Retirement Assets Reach Record $14.5 Trillion; 40% Increase Since 2002

The nation's retirement nest eggs reached a record $14.5 trillion in 2005, representing a 7% increase over the prior year and a 40% increase since 2002, according to the latest research published today by the Investment Company Institute, the national association of the American investment company industry.

Saving for retirement is becoming an increasingly important priority as the first wave of Baby Boomers approaches retirement age. Retirement assets now account for more than one-third of household financial assets, up from about 23% in 1985.

The majority of retirement savings, 51%, is now invested in defined contribution (DC) plans and Individual Retirement Accounts (IRAs), in which the investor makes the investment choices. Over the past two decades, DC plans and IRAs have been growing more rapidly than other retirement accounts. In 2005, DC and IRA assets grew nearly 9% while other retirement vehicles grew less than 5%.

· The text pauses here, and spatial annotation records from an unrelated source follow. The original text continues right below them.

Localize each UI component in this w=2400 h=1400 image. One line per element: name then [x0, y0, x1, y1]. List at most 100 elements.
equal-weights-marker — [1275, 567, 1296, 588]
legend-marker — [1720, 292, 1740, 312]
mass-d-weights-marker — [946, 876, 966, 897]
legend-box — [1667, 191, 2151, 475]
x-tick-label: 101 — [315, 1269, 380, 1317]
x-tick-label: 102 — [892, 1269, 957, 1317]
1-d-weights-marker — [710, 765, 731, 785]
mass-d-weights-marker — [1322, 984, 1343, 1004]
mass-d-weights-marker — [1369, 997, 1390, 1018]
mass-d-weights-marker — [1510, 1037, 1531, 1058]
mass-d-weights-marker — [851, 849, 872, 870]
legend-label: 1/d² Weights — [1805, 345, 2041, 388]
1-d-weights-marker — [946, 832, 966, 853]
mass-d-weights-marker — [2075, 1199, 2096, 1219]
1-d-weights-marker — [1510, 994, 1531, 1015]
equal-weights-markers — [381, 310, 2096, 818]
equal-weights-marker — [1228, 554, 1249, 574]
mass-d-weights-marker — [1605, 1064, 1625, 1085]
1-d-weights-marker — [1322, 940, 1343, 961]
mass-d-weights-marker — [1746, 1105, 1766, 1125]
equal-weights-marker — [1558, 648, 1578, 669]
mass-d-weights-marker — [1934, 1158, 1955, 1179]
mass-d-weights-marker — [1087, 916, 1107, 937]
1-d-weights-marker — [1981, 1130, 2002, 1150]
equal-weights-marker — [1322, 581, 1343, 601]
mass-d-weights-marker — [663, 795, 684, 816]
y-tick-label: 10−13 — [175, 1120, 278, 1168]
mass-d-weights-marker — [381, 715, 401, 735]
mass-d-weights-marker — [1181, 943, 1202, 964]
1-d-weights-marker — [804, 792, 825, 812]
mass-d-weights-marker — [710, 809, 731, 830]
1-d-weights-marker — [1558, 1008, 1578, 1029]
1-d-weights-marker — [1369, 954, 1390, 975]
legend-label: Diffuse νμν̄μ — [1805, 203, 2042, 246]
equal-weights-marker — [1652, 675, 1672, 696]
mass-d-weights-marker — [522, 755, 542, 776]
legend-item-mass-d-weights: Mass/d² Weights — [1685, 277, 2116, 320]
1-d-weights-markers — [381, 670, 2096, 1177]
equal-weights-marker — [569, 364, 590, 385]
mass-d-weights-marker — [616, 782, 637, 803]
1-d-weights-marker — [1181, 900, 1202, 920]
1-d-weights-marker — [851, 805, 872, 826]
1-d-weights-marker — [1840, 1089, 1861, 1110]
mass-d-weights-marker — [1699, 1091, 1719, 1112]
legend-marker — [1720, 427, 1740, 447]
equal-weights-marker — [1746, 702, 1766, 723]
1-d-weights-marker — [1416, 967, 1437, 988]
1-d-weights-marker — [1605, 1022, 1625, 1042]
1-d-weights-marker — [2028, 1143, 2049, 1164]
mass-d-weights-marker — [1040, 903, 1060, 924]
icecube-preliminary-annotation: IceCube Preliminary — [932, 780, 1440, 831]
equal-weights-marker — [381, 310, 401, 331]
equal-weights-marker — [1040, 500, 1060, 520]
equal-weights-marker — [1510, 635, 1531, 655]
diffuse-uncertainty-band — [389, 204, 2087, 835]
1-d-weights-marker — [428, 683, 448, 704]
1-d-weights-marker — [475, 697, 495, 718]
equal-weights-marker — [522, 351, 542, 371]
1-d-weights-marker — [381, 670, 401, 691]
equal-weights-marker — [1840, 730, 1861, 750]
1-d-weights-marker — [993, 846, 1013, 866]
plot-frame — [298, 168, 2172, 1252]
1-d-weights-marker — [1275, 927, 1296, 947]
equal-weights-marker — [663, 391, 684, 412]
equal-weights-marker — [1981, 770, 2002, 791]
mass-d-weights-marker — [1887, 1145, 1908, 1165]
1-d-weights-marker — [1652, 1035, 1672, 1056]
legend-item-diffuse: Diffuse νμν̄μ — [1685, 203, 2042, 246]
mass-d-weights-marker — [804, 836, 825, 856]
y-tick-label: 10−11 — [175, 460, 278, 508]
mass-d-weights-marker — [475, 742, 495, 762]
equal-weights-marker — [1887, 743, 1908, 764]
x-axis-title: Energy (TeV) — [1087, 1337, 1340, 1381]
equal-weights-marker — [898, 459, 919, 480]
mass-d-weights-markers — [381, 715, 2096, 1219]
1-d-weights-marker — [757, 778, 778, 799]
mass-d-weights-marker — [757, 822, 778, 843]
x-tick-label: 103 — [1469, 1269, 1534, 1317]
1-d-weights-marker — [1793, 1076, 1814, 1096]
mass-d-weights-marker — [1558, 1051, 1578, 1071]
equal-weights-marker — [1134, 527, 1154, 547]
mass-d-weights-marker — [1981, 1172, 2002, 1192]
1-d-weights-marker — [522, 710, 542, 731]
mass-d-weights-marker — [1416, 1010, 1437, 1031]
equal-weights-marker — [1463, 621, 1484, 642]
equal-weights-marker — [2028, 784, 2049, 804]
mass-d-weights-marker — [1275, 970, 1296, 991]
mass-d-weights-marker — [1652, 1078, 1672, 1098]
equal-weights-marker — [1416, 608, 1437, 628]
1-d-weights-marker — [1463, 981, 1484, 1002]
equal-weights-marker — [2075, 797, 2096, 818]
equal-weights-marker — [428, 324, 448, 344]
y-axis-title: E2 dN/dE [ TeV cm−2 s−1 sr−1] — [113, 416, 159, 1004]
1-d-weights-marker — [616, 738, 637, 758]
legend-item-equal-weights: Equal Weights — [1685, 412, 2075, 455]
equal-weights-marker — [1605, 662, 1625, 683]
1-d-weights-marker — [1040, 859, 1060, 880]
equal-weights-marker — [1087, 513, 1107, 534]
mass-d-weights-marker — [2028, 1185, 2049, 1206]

Mutual funds remain important stewards of retirement assets, representing about $3.4 trillion of the total stockpile. Mutual funds' share of the retirement market continued to increase given their prevalence in rapidly growing DC plans and IRAs. Funds now manage 48% of assets in DC plans and 45% of IRA assets.

The annual study, " The U.S. Retirement Market, 2005 (pdf)", represents the most authoritative examination of the size and composition of the U.S. retirement market, combining ICI's extensive data collection with data from the U.S. Department of Labor, Federal Reserve Board, the Internal Revenue Service, and other trade associations.

Other highlights of the study include:

  • Nearly two-thirds of retirement assets are held in employer-sponsored plans, including both defined contribution and defined benefit plans.
  • A significant portion of assets held in IRAs originated in employer plans and were subsequently rolled over into IRAs.
  • In 2005, nearly 70 percent of the $3.4 trillion in mutual fund retirement assets were invested in equity funds, an indication that these accounts are being used as long-term investment vehicles as they are designed.